Puzo, Mario (G. P. Putnam’s Sons, 1969, ISBN 9780399103421)
Visiting Matt and Darryl meant sneaking through the lair of a cranky, nocturnal gremlin that had lodged itself in their living room. Tread too hard on a loose floorboard and it would jolt awake. In almost one breath it would shout obscenities, accuse you of freaking it out, demand to know your name and ask to borrow twenty dollars until Sunday.
The gremlin had a fringe of long hair around the edges of a bald scalp. In front, a silvered chain linked a piercing through its nose to a piercing in its right ear. Out in public it affected a knobbed staff and a billowing khaki duffle coat. In Darryl’s living room it wore a bathrobe (supplemented on occasion by something it’d “found spare” in Darryl’s clothes hamper).
It had come to nest there by such gradual steps that it took months before either of the housemates realised it aimed to stay.
Years beforehand, as a student in New Zealand, it had discovered that it could claim a student loan and receive the total sum, meant to support it through its whole undergraduate degree, as a single payment.
After spending the money on drugs, it scoured the government grants system for a new source of obligation-free cash.
That year, hoping to induce more citizens to run in the government elections, New Zealand’s electoral commission introduced a scheme to grant independent candidates the money to run their campaigns. But, evincing a rudimentary appreciation of the potential for abuse, they would only fork over the money if a poll they conducted found that at least some certain percentage of the candidate’s electorate said they might vote for him.
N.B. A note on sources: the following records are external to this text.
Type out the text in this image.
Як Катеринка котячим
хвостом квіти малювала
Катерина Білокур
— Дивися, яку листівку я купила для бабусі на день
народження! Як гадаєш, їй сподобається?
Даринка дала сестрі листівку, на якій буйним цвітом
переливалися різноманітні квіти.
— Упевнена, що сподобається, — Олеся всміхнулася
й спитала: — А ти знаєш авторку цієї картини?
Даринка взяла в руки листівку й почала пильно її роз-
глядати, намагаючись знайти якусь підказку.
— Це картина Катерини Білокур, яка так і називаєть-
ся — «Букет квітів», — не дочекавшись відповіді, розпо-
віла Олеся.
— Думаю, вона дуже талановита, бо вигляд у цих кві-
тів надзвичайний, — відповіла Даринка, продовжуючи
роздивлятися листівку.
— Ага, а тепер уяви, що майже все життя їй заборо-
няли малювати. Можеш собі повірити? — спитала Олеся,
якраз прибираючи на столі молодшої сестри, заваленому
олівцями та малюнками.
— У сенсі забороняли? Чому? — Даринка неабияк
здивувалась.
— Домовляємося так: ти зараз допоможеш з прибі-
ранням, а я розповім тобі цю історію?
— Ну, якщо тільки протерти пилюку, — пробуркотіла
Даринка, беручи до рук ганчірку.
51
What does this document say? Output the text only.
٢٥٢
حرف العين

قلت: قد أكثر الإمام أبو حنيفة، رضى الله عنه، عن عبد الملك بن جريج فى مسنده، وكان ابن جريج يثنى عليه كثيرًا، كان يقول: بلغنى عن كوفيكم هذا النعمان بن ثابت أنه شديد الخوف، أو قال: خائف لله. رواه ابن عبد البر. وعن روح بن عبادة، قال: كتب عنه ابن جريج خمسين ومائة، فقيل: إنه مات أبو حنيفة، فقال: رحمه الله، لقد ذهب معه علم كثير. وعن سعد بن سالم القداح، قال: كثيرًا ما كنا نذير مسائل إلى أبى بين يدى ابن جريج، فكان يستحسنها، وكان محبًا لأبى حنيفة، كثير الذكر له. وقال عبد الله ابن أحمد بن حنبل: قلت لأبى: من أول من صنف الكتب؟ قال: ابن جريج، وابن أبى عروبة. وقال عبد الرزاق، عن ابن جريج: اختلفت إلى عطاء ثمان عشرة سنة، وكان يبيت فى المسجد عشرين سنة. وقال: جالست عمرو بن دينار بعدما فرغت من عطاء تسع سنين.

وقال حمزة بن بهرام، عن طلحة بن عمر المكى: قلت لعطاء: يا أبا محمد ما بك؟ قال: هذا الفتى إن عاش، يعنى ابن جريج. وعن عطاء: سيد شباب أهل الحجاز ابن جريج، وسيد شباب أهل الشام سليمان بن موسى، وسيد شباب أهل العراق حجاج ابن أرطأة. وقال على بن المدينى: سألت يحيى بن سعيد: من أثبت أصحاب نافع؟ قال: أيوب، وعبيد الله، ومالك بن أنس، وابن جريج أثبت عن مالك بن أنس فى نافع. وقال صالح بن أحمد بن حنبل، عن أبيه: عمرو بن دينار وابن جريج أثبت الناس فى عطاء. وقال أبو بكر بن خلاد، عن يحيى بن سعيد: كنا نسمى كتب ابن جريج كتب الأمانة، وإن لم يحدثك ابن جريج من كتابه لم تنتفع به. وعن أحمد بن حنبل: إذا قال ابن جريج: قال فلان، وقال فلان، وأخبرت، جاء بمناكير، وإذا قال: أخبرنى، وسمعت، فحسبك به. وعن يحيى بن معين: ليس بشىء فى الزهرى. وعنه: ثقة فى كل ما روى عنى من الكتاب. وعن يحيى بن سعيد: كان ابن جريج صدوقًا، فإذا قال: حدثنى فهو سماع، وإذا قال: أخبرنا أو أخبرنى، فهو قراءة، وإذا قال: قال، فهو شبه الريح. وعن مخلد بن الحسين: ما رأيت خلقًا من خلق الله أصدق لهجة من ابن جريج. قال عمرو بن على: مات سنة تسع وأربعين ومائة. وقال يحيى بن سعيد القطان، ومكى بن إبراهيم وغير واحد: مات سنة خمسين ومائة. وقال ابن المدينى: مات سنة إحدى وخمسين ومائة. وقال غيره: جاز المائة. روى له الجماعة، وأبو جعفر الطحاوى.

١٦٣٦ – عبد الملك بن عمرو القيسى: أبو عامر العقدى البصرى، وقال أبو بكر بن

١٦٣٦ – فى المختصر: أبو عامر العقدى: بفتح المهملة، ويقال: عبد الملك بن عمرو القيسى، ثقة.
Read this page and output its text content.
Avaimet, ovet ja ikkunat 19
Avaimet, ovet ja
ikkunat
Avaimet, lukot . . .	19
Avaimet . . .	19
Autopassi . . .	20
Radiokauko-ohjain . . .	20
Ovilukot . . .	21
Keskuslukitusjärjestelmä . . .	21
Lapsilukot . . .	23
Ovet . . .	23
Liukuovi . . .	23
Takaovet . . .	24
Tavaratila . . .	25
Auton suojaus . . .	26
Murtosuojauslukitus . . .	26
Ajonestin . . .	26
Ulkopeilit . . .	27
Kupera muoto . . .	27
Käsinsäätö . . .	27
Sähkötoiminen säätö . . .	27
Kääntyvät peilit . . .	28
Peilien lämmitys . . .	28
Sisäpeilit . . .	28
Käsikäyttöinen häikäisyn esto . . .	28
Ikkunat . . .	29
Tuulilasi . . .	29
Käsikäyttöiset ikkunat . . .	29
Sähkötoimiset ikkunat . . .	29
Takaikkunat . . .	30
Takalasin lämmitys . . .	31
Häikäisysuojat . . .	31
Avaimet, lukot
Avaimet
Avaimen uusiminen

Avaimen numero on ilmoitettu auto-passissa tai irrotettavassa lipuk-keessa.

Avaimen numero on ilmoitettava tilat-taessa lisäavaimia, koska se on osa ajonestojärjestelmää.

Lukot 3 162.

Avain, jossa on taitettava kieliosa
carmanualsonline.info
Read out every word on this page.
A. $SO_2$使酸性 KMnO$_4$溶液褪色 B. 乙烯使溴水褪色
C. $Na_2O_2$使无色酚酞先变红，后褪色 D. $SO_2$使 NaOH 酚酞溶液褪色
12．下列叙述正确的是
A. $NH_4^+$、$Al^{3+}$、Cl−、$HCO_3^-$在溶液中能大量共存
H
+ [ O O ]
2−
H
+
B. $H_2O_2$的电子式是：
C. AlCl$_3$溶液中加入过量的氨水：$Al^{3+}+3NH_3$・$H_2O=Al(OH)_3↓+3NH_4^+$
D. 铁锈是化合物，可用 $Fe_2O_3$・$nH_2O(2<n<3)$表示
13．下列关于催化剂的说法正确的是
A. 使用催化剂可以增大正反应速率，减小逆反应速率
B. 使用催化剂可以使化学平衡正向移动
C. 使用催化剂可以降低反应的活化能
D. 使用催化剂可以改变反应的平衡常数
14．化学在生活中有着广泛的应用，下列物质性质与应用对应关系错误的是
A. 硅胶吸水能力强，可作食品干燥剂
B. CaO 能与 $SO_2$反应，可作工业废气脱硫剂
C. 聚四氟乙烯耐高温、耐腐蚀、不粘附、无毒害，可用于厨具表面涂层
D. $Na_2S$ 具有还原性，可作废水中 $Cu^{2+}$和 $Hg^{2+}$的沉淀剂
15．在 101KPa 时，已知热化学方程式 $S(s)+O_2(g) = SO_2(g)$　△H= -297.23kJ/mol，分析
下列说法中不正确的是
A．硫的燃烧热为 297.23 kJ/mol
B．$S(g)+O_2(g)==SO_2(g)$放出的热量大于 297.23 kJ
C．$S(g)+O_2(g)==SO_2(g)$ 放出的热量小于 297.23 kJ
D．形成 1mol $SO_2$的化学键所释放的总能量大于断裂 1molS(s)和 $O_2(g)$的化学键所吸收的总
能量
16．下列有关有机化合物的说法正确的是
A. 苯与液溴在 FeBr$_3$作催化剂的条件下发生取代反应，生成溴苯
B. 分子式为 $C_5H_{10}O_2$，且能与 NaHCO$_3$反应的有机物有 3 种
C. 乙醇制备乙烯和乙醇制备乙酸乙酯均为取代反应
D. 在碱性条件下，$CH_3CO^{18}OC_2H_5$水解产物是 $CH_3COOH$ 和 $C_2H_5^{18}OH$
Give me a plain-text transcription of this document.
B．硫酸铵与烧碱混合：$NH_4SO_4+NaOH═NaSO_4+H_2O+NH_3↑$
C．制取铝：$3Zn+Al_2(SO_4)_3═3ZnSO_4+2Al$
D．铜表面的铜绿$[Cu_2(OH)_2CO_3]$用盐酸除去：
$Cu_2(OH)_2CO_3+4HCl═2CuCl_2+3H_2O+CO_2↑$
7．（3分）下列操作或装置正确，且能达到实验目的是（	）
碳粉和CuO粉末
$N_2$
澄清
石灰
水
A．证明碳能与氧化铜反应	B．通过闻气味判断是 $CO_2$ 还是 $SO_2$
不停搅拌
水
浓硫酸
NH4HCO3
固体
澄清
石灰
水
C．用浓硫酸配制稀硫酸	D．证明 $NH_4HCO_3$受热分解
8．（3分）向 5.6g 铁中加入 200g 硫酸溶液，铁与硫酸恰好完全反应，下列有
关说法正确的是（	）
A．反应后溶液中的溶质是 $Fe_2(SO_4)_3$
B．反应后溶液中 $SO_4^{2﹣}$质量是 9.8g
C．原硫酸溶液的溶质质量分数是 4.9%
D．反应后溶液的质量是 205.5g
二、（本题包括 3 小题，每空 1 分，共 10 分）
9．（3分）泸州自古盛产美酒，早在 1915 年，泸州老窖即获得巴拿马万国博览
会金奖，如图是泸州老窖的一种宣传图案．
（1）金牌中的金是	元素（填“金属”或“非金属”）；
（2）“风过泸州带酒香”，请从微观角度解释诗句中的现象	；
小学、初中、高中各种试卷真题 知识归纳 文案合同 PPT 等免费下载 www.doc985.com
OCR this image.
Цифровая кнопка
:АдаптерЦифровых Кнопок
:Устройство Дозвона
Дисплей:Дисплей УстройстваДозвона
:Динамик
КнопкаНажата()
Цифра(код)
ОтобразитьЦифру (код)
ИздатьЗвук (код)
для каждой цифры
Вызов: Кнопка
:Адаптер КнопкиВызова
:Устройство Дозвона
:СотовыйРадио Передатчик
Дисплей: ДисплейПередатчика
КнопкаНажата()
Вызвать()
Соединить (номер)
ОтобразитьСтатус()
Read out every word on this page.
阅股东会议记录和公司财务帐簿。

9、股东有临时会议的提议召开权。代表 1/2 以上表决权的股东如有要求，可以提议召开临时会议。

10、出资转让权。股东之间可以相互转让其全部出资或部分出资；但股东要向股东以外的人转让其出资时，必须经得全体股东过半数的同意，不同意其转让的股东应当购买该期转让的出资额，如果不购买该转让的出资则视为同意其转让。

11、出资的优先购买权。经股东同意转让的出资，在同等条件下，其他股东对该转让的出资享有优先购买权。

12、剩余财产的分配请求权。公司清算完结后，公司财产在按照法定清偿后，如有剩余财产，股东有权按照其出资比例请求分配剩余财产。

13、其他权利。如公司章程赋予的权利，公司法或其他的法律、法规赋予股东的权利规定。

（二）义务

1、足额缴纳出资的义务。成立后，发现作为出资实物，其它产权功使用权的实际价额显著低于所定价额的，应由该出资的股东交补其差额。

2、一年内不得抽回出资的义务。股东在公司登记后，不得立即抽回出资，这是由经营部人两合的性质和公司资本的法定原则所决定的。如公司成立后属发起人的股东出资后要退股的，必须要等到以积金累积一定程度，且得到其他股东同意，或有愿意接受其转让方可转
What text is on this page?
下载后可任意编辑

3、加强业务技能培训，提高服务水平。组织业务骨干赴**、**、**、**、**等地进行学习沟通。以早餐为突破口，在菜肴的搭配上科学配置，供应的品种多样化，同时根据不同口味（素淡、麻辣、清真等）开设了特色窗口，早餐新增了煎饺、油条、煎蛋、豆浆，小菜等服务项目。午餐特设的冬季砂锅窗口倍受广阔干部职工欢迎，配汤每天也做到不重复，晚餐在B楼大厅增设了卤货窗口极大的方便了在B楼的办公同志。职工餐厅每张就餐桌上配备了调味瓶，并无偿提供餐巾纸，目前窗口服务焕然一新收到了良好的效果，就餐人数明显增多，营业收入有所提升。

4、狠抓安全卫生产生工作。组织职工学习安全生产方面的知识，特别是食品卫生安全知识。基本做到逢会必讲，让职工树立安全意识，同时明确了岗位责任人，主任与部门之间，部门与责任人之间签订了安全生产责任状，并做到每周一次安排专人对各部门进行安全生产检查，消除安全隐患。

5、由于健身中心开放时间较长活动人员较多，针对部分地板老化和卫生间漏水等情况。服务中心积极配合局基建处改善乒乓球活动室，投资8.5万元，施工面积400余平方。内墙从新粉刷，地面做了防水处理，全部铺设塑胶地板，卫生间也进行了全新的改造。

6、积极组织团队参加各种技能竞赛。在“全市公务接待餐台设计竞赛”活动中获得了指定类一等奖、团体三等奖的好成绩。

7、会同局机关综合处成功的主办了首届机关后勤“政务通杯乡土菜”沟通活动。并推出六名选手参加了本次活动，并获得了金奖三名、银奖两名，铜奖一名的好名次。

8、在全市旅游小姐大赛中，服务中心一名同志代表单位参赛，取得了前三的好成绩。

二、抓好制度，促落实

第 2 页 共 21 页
Their pollsters executed the poll by reciting the list of candidates to people over the phone in alphabetical order and then asking them which ones they might vote for. The gremlin decided that if it changed its name to something catchy, other stoners might say they might vote for it on the strength of its name alone.
It worked. By changing its name to, ‘Very Impressive’, it garnered enough interest during the poll to meet the minimum percentage.
After spending the money on drugs, Mr. Impressive found himself charged with embezzlement, electoral finance fraud and defrauding the student loans scheme. He fled to Australia.
Very had some slight acquaintance with Darryl from back in Christchurch. When he first materialised at Darryl’s door, he just asked to spend the night on his sofa. At dinner the next day, he explained that, after trying all day, he still hadn’t gotten in touch with the friend whose apartment he’d arranged to mind. Would it put them out too much if he stayed until the end of the weekend?
“No, of course not,” they said.
A few days later he said that he’d organised to move in with his sister instead, but she wouldn’t return from out-of-town until next weekend. Could he linger until then?
“Sure,” they said.
A week later, Impressive again explained how circumstances had conspired to maroon him in their living room for just a little while longer. The week became a fortnight. The fortnight, a month. The month, three months. Then six months. Then a year.
Meanwhile, he devoured every scrap of food in the house. He began selling drugs out of their living room. Paranoid that somebody might swipe his stash, he divided it into dozens of little packages and hid them throughout the house. Matt and Darryl would find them stuffed into Pringles tins in the attic, inside sofa cushions, behind their drainpipes and floorboards or taped behind the toilet cistern like Michael’s gun in The Godfather.
Once, after more than a year, they managed to kick Impressive out, only to have him cajole his way in again. So the second time round, they took the time to do it right. As when fumigating to remove any pest from a house, they knew they would need to vacate the premises themselves for several days.
When Impressive left the house one evening, Matt threw his Grateful Dead albums out into the street and hired an afterhours locksmith to change all the locks. Then they went to stay with friends and relatives until the air cleared.
Reconnaissance missions they mounted in Matt’s car suggest that Impressive loitered around the front of the house for at least a couple of days thereafter. Taking no chances, they waited a full week before they returned.